In his latest market analysis, Cazana director of insight Rupert Pontin discusses the latest pricing fluctuations and a shifting stock profile as dealers aim to respond and adapt to the hyper-competitive trading climate.
Read on for his report:
The car market in June 2021 has so far proven to be extremely exciting, and last week was no exception.
Perhaps because of the hot and dry conditions, incoming queries and subsequent sales were a little lower than they had been of late for many retailers.
This came as a surprise, although the real concern was that in the face of some very high wholesale pricing, the retail market prices were in fact a little weaker for some cars than in recent weeks.
There is little doubt that retail used car pricing will remain strong for some time to come, but it is also prudent to remember that just because wholesale pricing is high, it does not automatically mean that retail prices will go up accordingly.
The retail consumer dictates at what price a used car can be sold in the market and is not based on what the retailer has paid to bring the car into stock.
However, real-time insight from the whole market will give confidence to retailers to push pricing upwards which is a reality in today’s market.
Being aware of the prevailing market conditions is essential but it is also critical to use the insight to move with the market and keep profits healthy wherever possible.
The charts below qualify the market dynamics during the previous week with the full year trend of the data shown at the bottom of each panel.
The data in the charts above confirms that used car sales were in fact down 17.5% in comparison to the previous week.
It is worth considering that during the previous week, the number of Live Retail Listings had dropped 2.9% and the number of new listings was down 29.3%, and these data points may well have impacted the volume of desirable cars on sale, hence contributing to the drop in sales for the week commencing June 14th.

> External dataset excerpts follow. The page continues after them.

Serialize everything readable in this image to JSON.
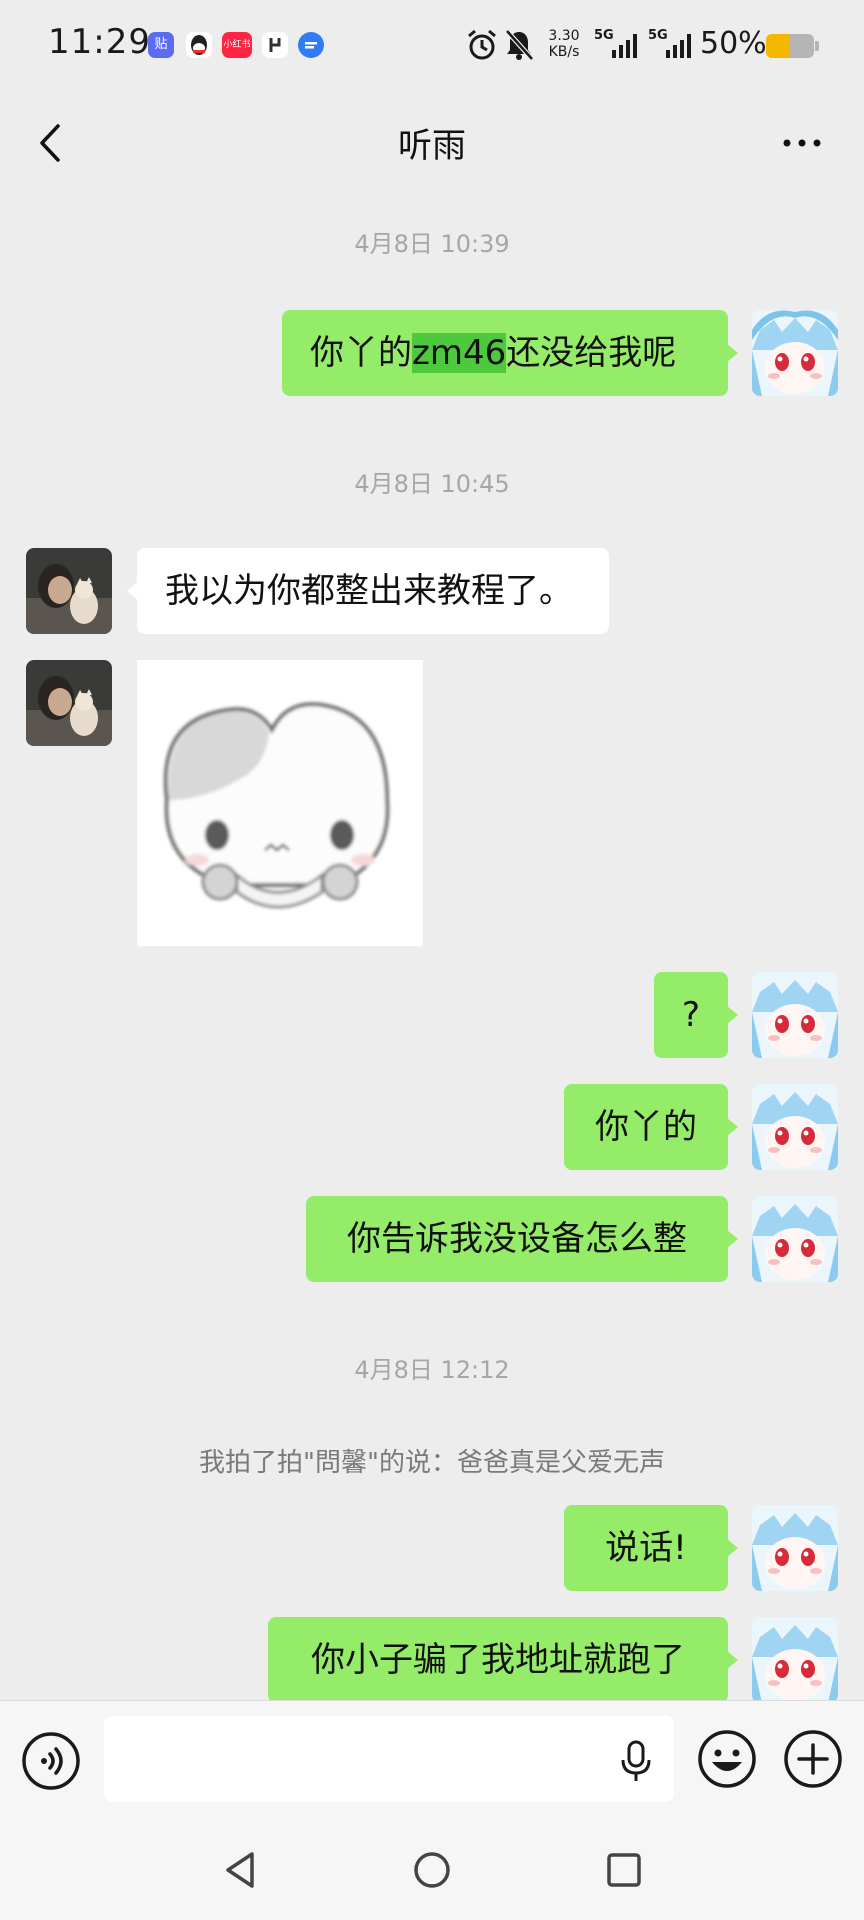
{
  "status_bar": {
    "time": "11:29",
    "app_icons": [
      {
        "name": "tieba-icon",
        "label": "贴",
        "color": "#5a6cf0"
      },
      {
        "name": "qq-icon",
        "label": "",
        "color": "#222222"
      },
      {
        "name": "xiaohongshu-icon",
        "label": "小红书",
        "color": "#ff2442"
      },
      {
        "name": "douyin-icon",
        "label": "",
        "color": "#333333"
      },
      {
        "name": "message-icon",
        "label": "",
        "color": "#2f7cf6"
      }
    ],
    "net_speed_top": "3.30",
    "net_speed_bottom": "KB/s",
    "sim1_label": "5G",
    "sim2_label": "5G",
    "battery_text": "50%",
    "battery_level": 0.5,
    "battery_color": "#f5b800"
  },
  "header": {
    "title": "听雨"
  },
  "messages": {
    "ts1": "4月8日 10:39",
    "m1_pre": "你丫的",
    "m1_hl": "zm46",
    "m1_post": "还没给我呢",
    "ts2": "4月8日 10:45",
    "m2": "我以为你都整出来教程了。",
    "m4": "?",
    "m5": "你丫的",
    "m6": "你告诉我没设备怎么整",
    "ts3": "4月8日 12:12",
    "pat": "我拍了拍\"問馨\"的说：爸爸真是父爱无声",
    "m7": "说话!",
    "m8": "你小子骗了我地址就跑了"
  },
  "colors": {
    "me_bubble": "#95ec69",
    "highlight": "#4ec93d",
    "background": "#ededed"
  }
}
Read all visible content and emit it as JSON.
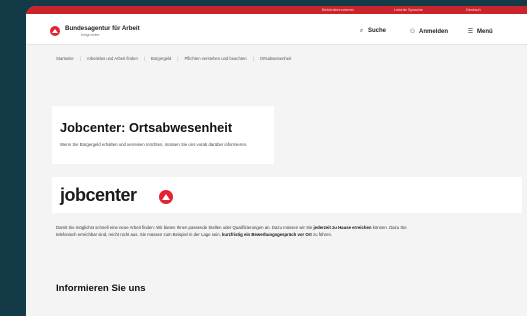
{
  "topbar": {
    "links": [
      "Behördennummer",
      "Leichte Sprache",
      "Deutsch"
    ]
  },
  "header": {
    "brand": "Bundesagentur für Arbeit",
    "brand_sub": "bringt weiter",
    "search_label": "Suche",
    "login_label": "Anmelden",
    "menu_label": "Menü",
    "search_icon": "⌕",
    "user_icon": "⚇",
    "menu_icon": "☰"
  },
  "breadcrumb": [
    "Startseite",
    "Arbeitslos und Arbeit finden",
    "Bürgergeld",
    "Pflichten verstehen und beachten",
    "Ortsabwesenheit"
  ],
  "main": {
    "title": "Jobcenter: Ortsabwesenheit",
    "intro": "Wenn Sie Bürgergeld erhalten und verreisen möchten, müssen Sie uns vorab darüber informieren.",
    "logo_text": "jobcenter",
    "body": {
      "p1": "Damit Sie möglichst schnell eine neue Arbeit finden: Wir bieten Ihnen passende Stellen oder Qualifizierungen an. Dazu müssen wir Sie ",
      "b1": "jederzeit zu Hause erreichen",
      "p2": " können. Dazu Sie telefonisch erreichbar sind, reicht nicht aus. Sie müssen zum Beispiel in der Lage sein, ",
      "b2": "kurzfristig ein Bewerbungsgespräch vor Ort",
      "p3": " zu führen."
    },
    "section_heading": "Informieren Sie uns"
  },
  "colors": {
    "brand_red": "#e3232f",
    "topbar_red": "#c9242b",
    "device": "#123a47"
  }
}
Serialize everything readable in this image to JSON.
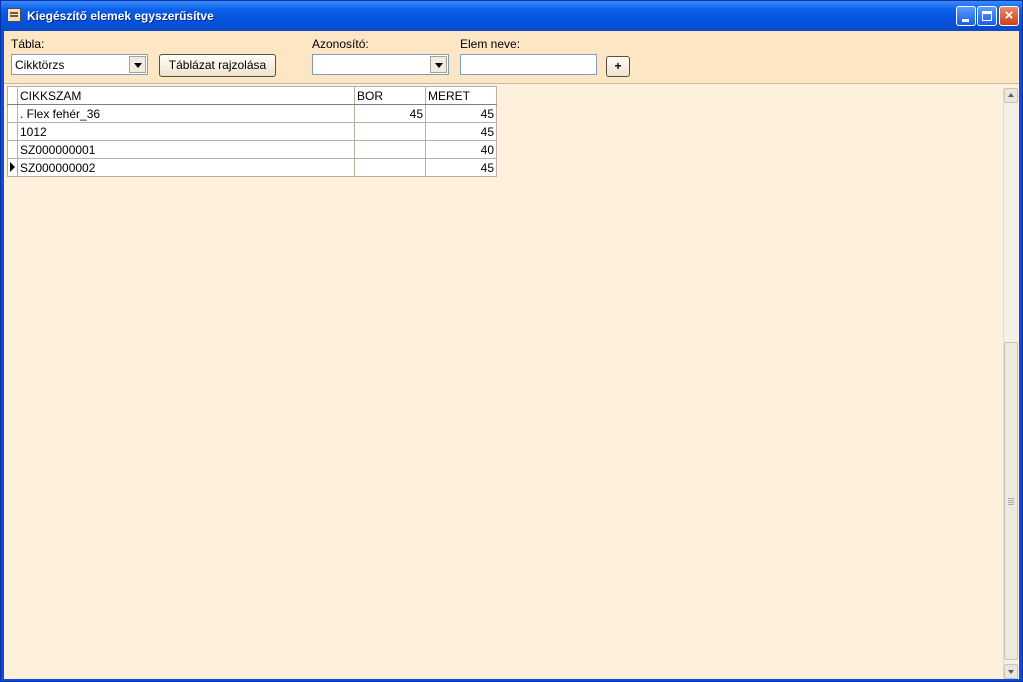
{
  "window": {
    "title": "Kiegészítő elemek egyszerűsítve",
    "buttons": {
      "close": "×"
    }
  },
  "toolbar": {
    "table_label": "Tábla:",
    "table_value": "Cikktörzs",
    "draw_button": "Táblázat rajzolása",
    "id_label": "Azonosító:",
    "id_value": "",
    "name_label": "Elem neve:",
    "name_value": "",
    "add_button": "+"
  },
  "grid": {
    "columns": [
      "CIKKSZAM",
      "BOR",
      "MERET"
    ],
    "rows": [
      {
        "cikkszam": ". Flex fehér_36",
        "bor": "45",
        "meret": "45"
      },
      {
        "cikkszam": "1012",
        "bor": "",
        "meret": "45"
      },
      {
        "cikkszam": "SZ000000001",
        "bor": "",
        "meret": "40"
      },
      {
        "cikkszam": "SZ000000002",
        "bor": "",
        "meret": "45"
      }
    ]
  }
}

On a more positive and directly related note, the number of new vehicle listings for the week commencing June 14 increased 21.9%. This increase may well help to fuel higher sales for the current week.
From a pricing perspective, the Cazana Used Car Retail Price Index decreased by 2% which somewhat negated the previous week’s increase of 2.5% and may well be indicative of the drop in sales levels week on week.
The change in the last 12 months still shows a healthy increase of 12%.
The average price of a used car also declined 3.8%, taking the figure to £12,765.
This is probably a reflection of the number of either older cars in the market or a drop in the quantity of premium cars in the later plate market and is a subject worthy of deeper analysis.
Using a different lens on the market, the chart below looks at new retail advert listings by age profile as a percentage week-on-week change to the previous week.
Given the whole market increase was 21.9% over the previous week, this is an interesting snapshot of where the volume came from.
The standout data point in the chart above shows that there was a 43.1% increase in the number of new Late and Low retail adverts that hit the retailer websites during the course of the week.
Of equal note is the low level of ex-fleet product but also more importantly the minimal 0.4% increase in Old Car profile adverts.
On this basis, it would be logical at a high level to connect the profile of Late and Low cars being advertised to the OEM brand profile of these new adverts.
Given the drop in the Average Price, the suggestion here is that it is probably vehicles from mainstream OEMs rather than premium brands that have come to the market.
The above chart is interesting as it shows where the boost in the numbers of newly listed Late and Low adverts came from.
The biggest jump has come from the D or Large Car sector which saw an increase of 101.2%.
This jump is almost 50% more than the C-sector or medium-size cars that recorded a jump of 54.7%.
This data is exceptionally useful when looking at the market dynamics to decide on what used car stock needs to be bought and offered to the retail market.
To conclude, the week commencing June 14th when compared with the previous week brought a few surprises to the industry and a bit of a red flag around the assumption that retail prices will jump up in line with wholesale pricing.
This has been proven not to be the case, and that the retail consumer is the driver around retail price inflation.
It is likely that the dip in sales for the last week will be short-lived and it was probably due to the good weather distracting customers.